Think of the process as a lens. In its initial deployment, we expect to find many issues. The rules provide a broad view of the portfolio, buildings, and assets. As issues are identified, prioritized, and corrected focus becomes more concentrated. Simply put, focus moves from the low hanging fruit to searching for “change in the couch”. If the process fails to correct the obvious, the change in the couch will never be found and efforts will be stymied. This is one of the primary purposes of the process; to “throttle” the amount of issues to a level that is consistent with that which the organization can handle from a staffing and/or budget availability standpoint.
The budget must provide for both the analytics solution and corrective action.

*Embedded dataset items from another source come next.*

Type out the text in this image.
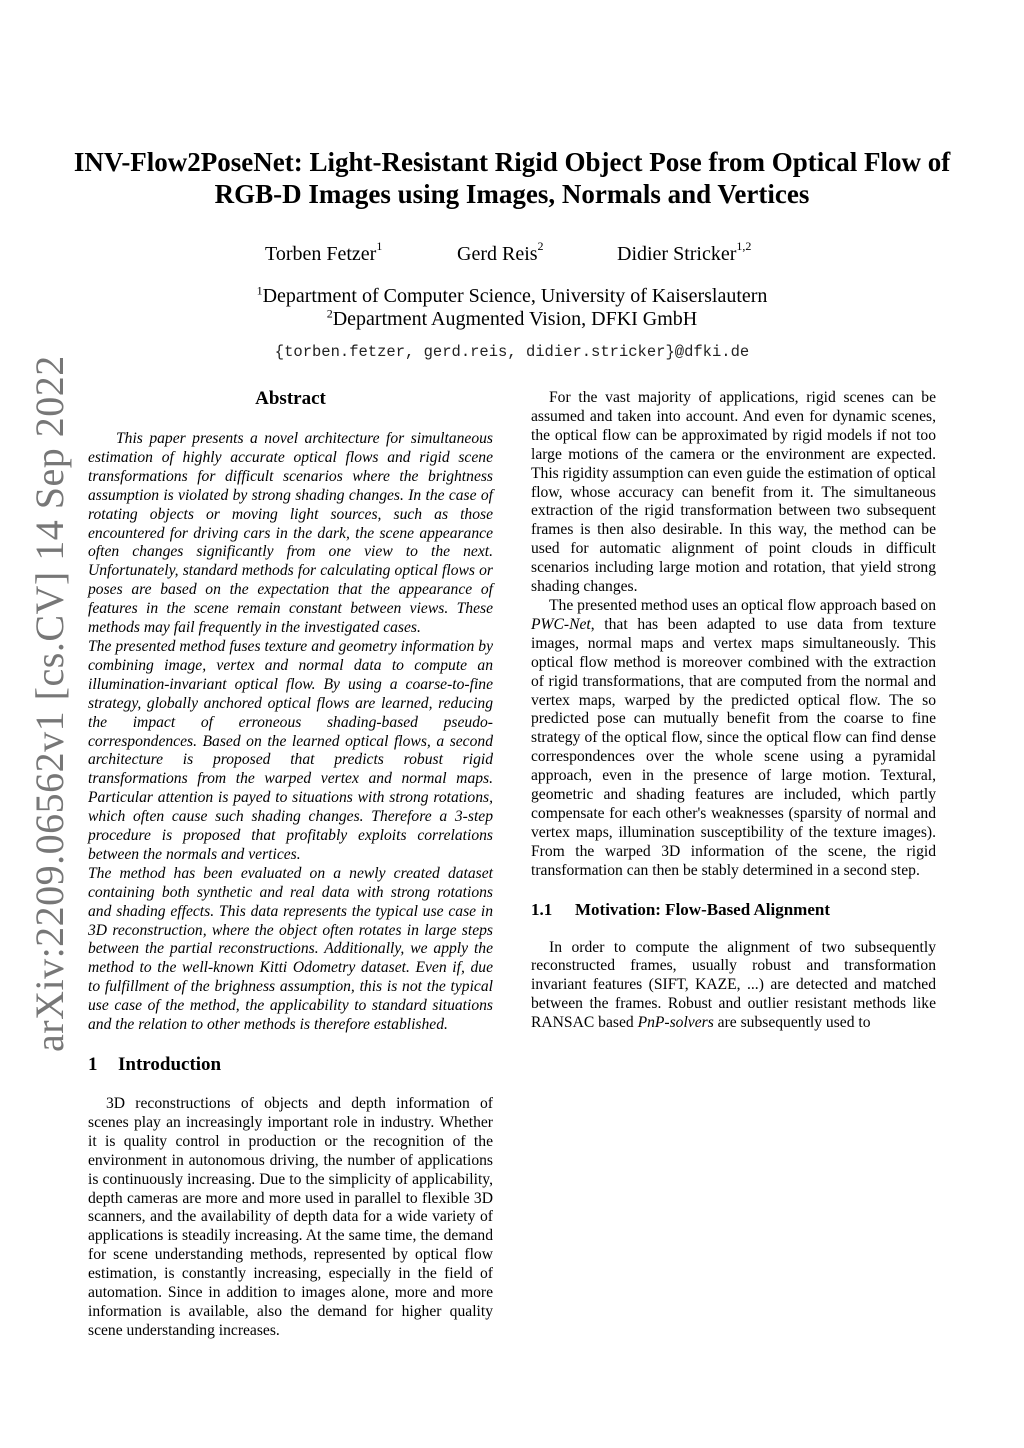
INV-Flow2PoseNet: Light-Resistant Rigid Object Pose from Optical Flow of RGB-D Images using Images, Normals and Vertices
Torben Fetzer$^1$	Gerd Reis$^2$	Didier Stricker$^{1,2}$
$^1$Department of Computer Science, University of Kaiserslautern
$^2$Department Augmented Vision, DFKI GmbH
{torben.fetzer, gerd.reis, didier.stricker}@dfki.de
arXiv:2209.06562v1 [cs.CV] 14 Sep 2022	Abstract

This paper presents a novel architecture for simultaneous estimation of highly accurate optical flows and rigid scene transformations for difficult scenarios where the brightness assumption is violated by strong shading changes. In the case of rotating objects or moving light sources, such as those encountered for driving cars in the dark, the scene appearance often changes significantly from one view to the next. Unfortunately, standard methods for calculating optical flows or poses are based on the expectation that the appearance of features in the scene remain constant between views. These methods may fail frequently in the investigated cases.

The presented method fuses texture and geometry information by combining image, vertex and normal data to compute an illumination-invariant optical flow. By using a coarse-to-fine strategy, globally anchored optical flows are learned, reducing the impact of erroneous shading-based pseudo-correspondences. Based on the learned optical flows, a second architecture is proposed that predicts robust rigid transformations from the warped vertex and normal maps. Particular attention is payed to situations with strong rotations, which often cause such shading changes. Therefore a 3-step procedure is proposed that profitably exploits correlations between the normals and vertices.

The method has been evaluated on a newly created dataset containing both synthetic and real data with strong rotations and shading effects. This data represents the typical use case in 3D reconstruction, where the object often rotates in large steps between the partial reconstructions. Additionally, we apply the method to the well-known Kitti Odometry dataset. Even if, due to fulfillment of the brighness assumption, this is not the typical use case of the method, the applicability to standard situations and the relation to other methods is therefore established.

1 Introduction

3D reconstructions of objects and depth information of scenes play an increasingly important role in industry. Whether it is quality control in production or the recognition of the environment in autonomous driving, the number of applications is continuously increasing. Due to the simplicity of applicability, depth cameras are more and more used in parallel to flexible 3D scanners, and the availability of depth data for a wide variety of applications is steadily increasing. At the same time, the demand for scene understanding methods, represented by optical flow estimation, is constantly increasing, especially in the field of automation. Since in addition to images alone, more and more information is available, also the demand for higher quality scene understanding increases.

For the vast majority of applications, rigid scenes can be assumed and taken into account. And even for dynamic scenes, the optical flow can be approximated by rigid models if not too large motions of the camera or the environment are expected. This rigidity assumption can even guide the estimation of optical flow, whose accuracy can benefit from it. The simultaneous extraction of the rigid transformation between two subsequent frames is then also desirable. In this way, the method can be used for automatic alignment of point clouds in difficult scenarios including large motion and rotation, that yield strong shading changes.

The presented method uses an optical flow approach based on PWC-Net, that has been adapted to use data from texture images, normal maps and vertex maps simultaneously. This optical flow method is moreover combined with the extraction of rigid transformations, that are computed from the normal and vertex maps, warped by the predicted optical flow. The so predicted pose can mutually benefit from the coarse to fine strategy of the optical flow, since the optical flow can find dense correspondences over the whole scene using a pyramidal approach, even in the presence of large motion. Textural, geometric and shading features are included, which partly compensate for each other's weaknesses (sparsity of normal and vertex maps, illumination susceptibility of the texture images). From the warped 3D information of the scene, the rigid transformation can then be stably determined in a second step.

1.1 Motivation: Flow-Based Alignment

In order to compute the alignment of two subsequently reconstructed frames, usually robust and transformation invariant features (SIFT, KAZE, ...) are detected and matched between the frames. Robust and outlier resistant methods like RANSAC based PnP-solvers are subsequently used to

It is rather straightforward to establish a budget for implementing the analytics solution. However, consideration must also be given to budgeting for continuous corrective action and the level of “throttling” that needs to take place to make the overall process sustainable. Identifying more than can be corrected is of little value and could ultimately be counter-productive to the effort.
Current condition
What is the current condition of the equipment and is there an active program for maintenance and improvements? Once the analytics solution is run, what is it likely to find? A building or portfolio of buildings whose equipment is well maintained and has a regular replacement cycle in place will likely result in fewer “major” issues discovered by the analytics solution.

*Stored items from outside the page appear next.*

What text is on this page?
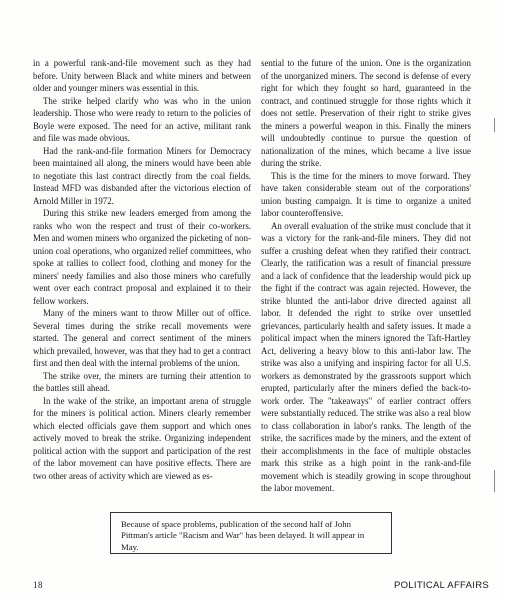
in a powerful rank-and-file movement such as they had before. Unity between Black and white miners and between older and younger miners was essential in this.

The strike helped clarify who was who in the union leadership. Those who were ready to return to the policies of Boyle were exposed. The need for an active, militant rank and file was made obvious.

Had the rank-and-file formation Miners for Democracy been maintained all along, the miners would have been able to negotiate this last contract directly from the coal fields. Instead MFD was disbanded after the victorious election of Arnold Miller in 1972.

During this strike new leaders emerged from among the ranks who won the respect and trust of their co-workers. Men and women miners who organized the picketing of non-union coal operations, who organized relief committees, who spoke at rallies to collect food, clothing and money for the miners' needy families and also those miners who carefully went over each contract proposal and explained it to their fellow workers.

Many of the miners want to throw Miller out of office. Several times during the strike recall movements were started. The general and correct sentiment of the miners which prevailed, however, was that they had to get a contract first and then deal with the internal problems of the union.

The strike over, the miners are turning their attention to the battles still ahead.

In the wake of the strike, an important arena of struggle for the miners is political action. Miners clearly remember which elected officials gave them support and which ones actively moved to break the strike. Organizing independent political action with the support and participation of the rest of the labor movement can have positive effects. There are two other areas of activity which are viewed as es-

sential to the future of the union. One is the organization of the unorganized miners. The second is defense of every right for which they fought so hard, guaranteed in the contract, and continued struggle for those rights which it does not settle. Preservation of their right to strike gives the miners a powerful weapon in this. Finally the miners will undoubtedly continue to pursue the question of nationalization of the mines, which became a live issue during the strike.

This is the time for the miners to move forward. They have taken considerable steam out of the corporations' union busting campaign. It is time to organize a united labor counteroffensive.

An overall evaluation of the strike must conclude that it was a victory for the rank-and-file miners. They did not suffer a crushing defeat when they ratified their contract. Clearly, the ratification was a result of financial pressure and a lack of confidence that the leadership would pick up the fight if the contract was again rejected. However, the strike blunted the anti-labor drive directed against all labor. It defended the right to strike over unsettled grievances, particularly health and safety issues. It made a political impact when the miners ignored the Taft-Hartley Act, delivering a heavy blow to this anti-labor law. The strike was also a unifying and inspiring factor for all U.S. workers as demonstrated by the grassroots support which erupted, particularly after the miners defied the back-to-work order. The "takeaways" of earlier contract offers were substantially reduced. The strike was also a real blow to class collaboration in labor's ranks. The length of the strike, the sacrifices made by the miners, and the extent of their accomplishments in the face of multiple obstacles mark this strike as a high point in the rank-and-file movement which is steadily growing in scope throughout the labor movement.

Because of space problems, publication of the second half of John Pittman's article "Racism and War" has been delayed. It will appear in May.
18	POLITICAL AFFAIRS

However, applying analytics to equipment that has not been properly maintained will likely result in significant findings that will likely include major repairs. This needs to be considered when planning an analytics solution because the findings could be overwhelming. This is not to say that it shouldn’t be done or that equipment that has not been maintained properly is not a good candidate for an analytics solution. Quite the contrary, these are excellent situations for analytics and the opportunity for meaningful results is significant. However, there needs to be a clear understanding that the problem wasn’t created overnight and it won’t be corrected overnight.
Conclusion
Implementing analytics should be done with the understanding that analytics alone is not a discrete project. Rather, it is a continuous process where issues are identified and corrected in a prioritized manner, within the limits of staff and budget. When those tasks are completed, another level of issues are identified and addressed. As each successive layer of issues is resolved, the process narrows its focus and moves to greater levels of detail, which continue to drive greater levels of efficiency and ultimately cost savings. Keep in mind, there is no “silver bullet” to achieve success. It’s an on-going commitment to continuous improvement.